Omeprazole has been reported to interact with some antiretroviral drugs. The clinical importance and the mechanisms behind these reported interactions are not always known. Increased gastric pH during omeprazole treatment may change the absorption of the antiretroviral drug. Other possible interaction mechanisms are via CYP2C19. For some antiretroviral drugs, such as atazanavir and nelfinavir, decreased serum levels have been reported when given together with omeprazole and concomitant administration is not recommended. For other antiretroviral drugs, such as saquinavir, increased serum levels have been reported. There are also some antiretroviral drugs for which unchanged serum levels have been reported when given with omeprazole. Due to the similar pharmacodynamic effects and pharmacokinetic properties of omeprazole and esomeprazole, concomitant administration with esomeprazole and antiretroviral drugs such as atazanavir and nelfinavir is not recommended.

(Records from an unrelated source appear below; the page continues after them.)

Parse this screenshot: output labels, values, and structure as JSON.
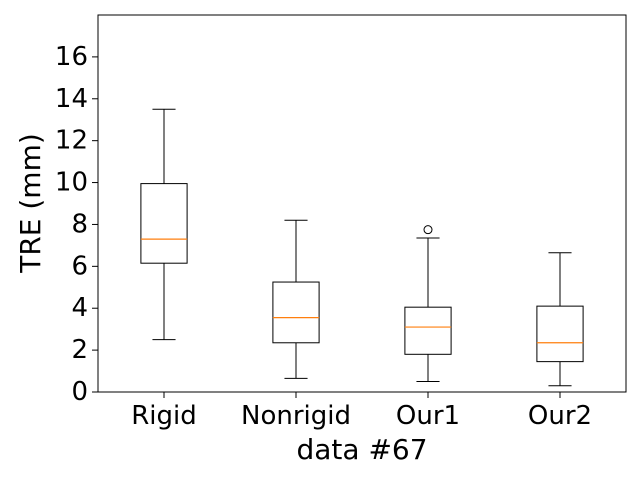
{
  "chart_data": {
    "type": "box",
    "title": "",
    "xlabel": "data #67",
    "ylabel": "TRE (mm)",
    "ylim": [
      0,
      18
    ],
    "yticks": [
      0,
      2,
      4,
      6,
      8,
      10,
      12,
      14,
      16
    ],
    "grid": false,
    "categories": [
      "Rigid",
      "Nonrigid",
      "Our1",
      "Our2"
    ],
    "boxes": [
      {
        "label": "Rigid",
        "whisker_low": 2.5,
        "q1": 6.15,
        "median": 7.3,
        "q3": 9.95,
        "whisker_high": 13.5,
        "outliers": []
      },
      {
        "label": "Nonrigid",
        "whisker_low": 0.65,
        "q1": 2.35,
        "median": 3.55,
        "q3": 5.25,
        "whisker_high": 8.2,
        "outliers": []
      },
      {
        "label": "Our1",
        "whisker_low": 0.5,
        "q1": 1.8,
        "median": 3.1,
        "q3": 4.05,
        "whisker_high": 7.35,
        "outliers": [
          7.75
        ]
      },
      {
        "label": "Our2",
        "whisker_low": 0.3,
        "q1": 1.45,
        "median": 2.35,
        "q3": 4.1,
        "whisker_high": 6.65,
        "outliers": []
      }
    ],
    "colors": {
      "box": "#000000",
      "median": "#ff7f0e",
      "background": "#ffffff"
    }
  }
}
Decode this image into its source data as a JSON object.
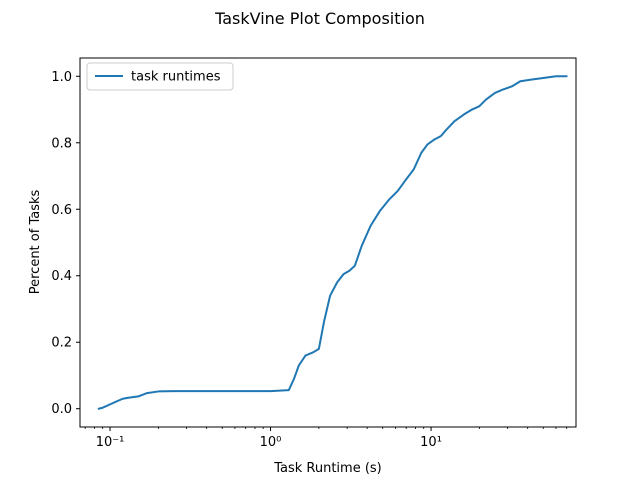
{
  "chart_data": {
    "type": "line",
    "title": "TaskVine Plot Composition",
    "xlabel": "Task Runtime (s)",
    "ylabel": "Percent of Tasks",
    "xscale": "log",
    "xlim": [
      0.065,
      80
    ],
    "ylim": [
      -0.055,
      1.055
    ],
    "grid": false,
    "legend_position": "top-left",
    "x_ticks": [
      {
        "value": 0.1,
        "label": "10⁻¹"
      },
      {
        "value": 1,
        "label": "10⁰"
      },
      {
        "value": 10,
        "label": "10¹"
      }
    ],
    "y_ticks": [
      {
        "value": 0.0,
        "label": "0.0"
      },
      {
        "value": 0.2,
        "label": "0.2"
      },
      {
        "value": 0.4,
        "label": "0.4"
      },
      {
        "value": 0.6,
        "label": "0.6"
      },
      {
        "value": 0.8,
        "label": "0.8"
      },
      {
        "value": 1.0,
        "label": "1.0"
      }
    ],
    "series": [
      {
        "name": "task runtimes",
        "color": "#1f77b4",
        "points": [
          [
            0.085,
            0.0
          ],
          [
            0.09,
            0.003
          ],
          [
            0.1,
            0.013
          ],
          [
            0.11,
            0.022
          ],
          [
            0.12,
            0.03
          ],
          [
            0.13,
            0.033
          ],
          [
            0.15,
            0.037
          ],
          [
            0.17,
            0.047
          ],
          [
            0.2,
            0.052
          ],
          [
            0.25,
            0.053
          ],
          [
            0.5,
            0.053
          ],
          [
            1.0,
            0.053
          ],
          [
            1.3,
            0.056
          ],
          [
            1.4,
            0.09
          ],
          [
            1.5,
            0.13
          ],
          [
            1.65,
            0.16
          ],
          [
            1.85,
            0.17
          ],
          [
            2.0,
            0.18
          ],
          [
            2.15,
            0.26
          ],
          [
            2.35,
            0.34
          ],
          [
            2.6,
            0.38
          ],
          [
            2.85,
            0.405
          ],
          [
            3.1,
            0.415
          ],
          [
            3.35,
            0.43
          ],
          [
            3.7,
            0.49
          ],
          [
            4.2,
            0.55
          ],
          [
            4.8,
            0.595
          ],
          [
            5.5,
            0.63
          ],
          [
            6.2,
            0.655
          ],
          [
            7.0,
            0.69
          ],
          [
            7.8,
            0.72
          ],
          [
            8.7,
            0.77
          ],
          [
            9.5,
            0.795
          ],
          [
            10.5,
            0.81
          ],
          [
            11.5,
            0.82
          ],
          [
            12.5,
            0.84
          ],
          [
            14.0,
            0.865
          ],
          [
            16.0,
            0.885
          ],
          [
            18.0,
            0.9
          ],
          [
            20.0,
            0.91
          ],
          [
            22.0,
            0.93
          ],
          [
            25.0,
            0.95
          ],
          [
            28.0,
            0.96
          ],
          [
            32.0,
            0.97
          ],
          [
            36.0,
            0.985
          ],
          [
            42.0,
            0.99
          ],
          [
            50.0,
            0.995
          ],
          [
            60.0,
            1.0
          ],
          [
            70.0,
            1.0
          ]
        ]
      }
    ]
  }
}
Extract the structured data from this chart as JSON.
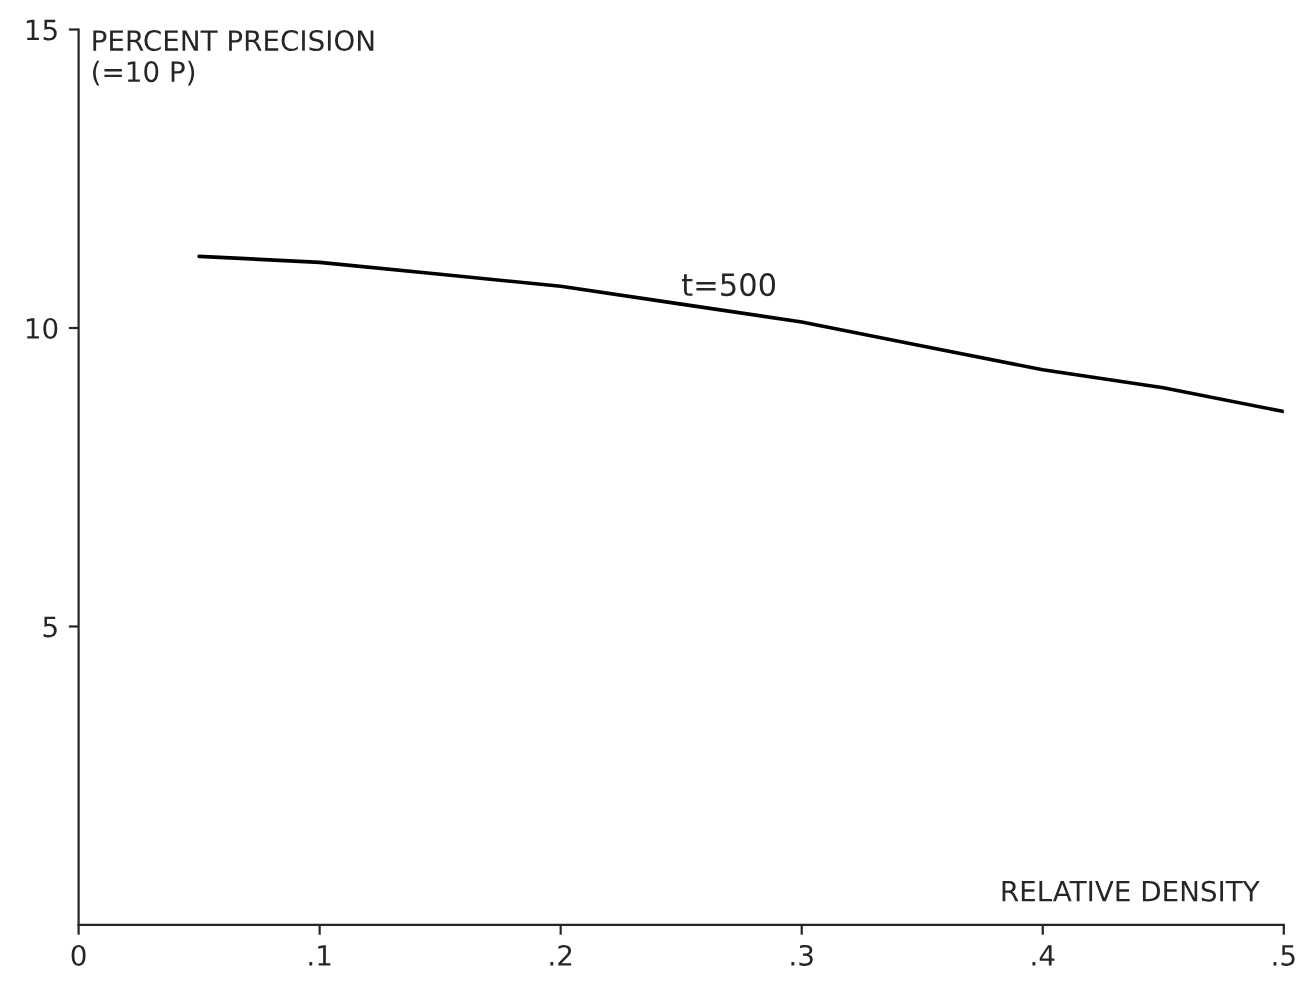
{
  "chart_data": {
    "type": "line",
    "xlabel": "RELATIVE DENSITY",
    "ylabel": "PERCENT PRECISION\n(=10 P)",
    "x": [
      0.05,
      0.1,
      0.15,
      0.2,
      0.25,
      0.3,
      0.35,
      0.4,
      0.45,
      0.5
    ],
    "series": [
      {
        "color": "#000000",
        "values": [
          11.2,
          11.1,
          10.9,
          10.7,
          10.4,
          10.1,
          9.7,
          9.3,
          9.0,
          8.6
        ]
      }
    ],
    "annotations": [
      {
        "text": "t=500",
        "x": 0.25,
        "y": 10.4
      }
    ],
    "xlim": [
      0,
      0.5
    ],
    "ylim": [
      0,
      15
    ],
    "xticks": [
      {
        "value": 0,
        "label": "0"
      },
      {
        "value": 0.1,
        "label": ".1"
      },
      {
        "value": 0.2,
        "label": ".2"
      },
      {
        "value": 0.3,
        "label": ".3"
      },
      {
        "value": 0.4,
        "label": ".4"
      },
      {
        "value": 0.5,
        "label": ".5"
      }
    ],
    "yticks": [
      5,
      10,
      15
    ],
    "grid": false,
    "legend": false,
    "marker": "none",
    "line_style": "solid"
  }
}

Esomeprazole has been reported to have no clinically relevant effects on the pharmacokinetics of amoxicillin or quinidine.
Effects of other drugs on the pharmacokinetics of esomeprazole: Esomeprazole is metabolized by CYP2C19 and CYP3A4. Reported concomitant oral administration of esomeprazole and a CYP3A4 inhibitor, clarithromycin (500 mg b.i.d.), resulted in a doubling of the exposure (AUC) to esomeprazole. Reported concomitant administration of esomeprazole and a combined inhibitor of CYP2C19 and CYP3A4, such as voriconazole, may result in more than doubling of the esomeprazole exposure.
However, those adjustment of esomeprazole is not required in either of these situations.
Drugs known to induce CYP2C19 or CYP3A4 or both (such as rifampicin and St. John's wort) may lead to decreased esomeprazole serum levels by increasing the esomeprazole metabolism.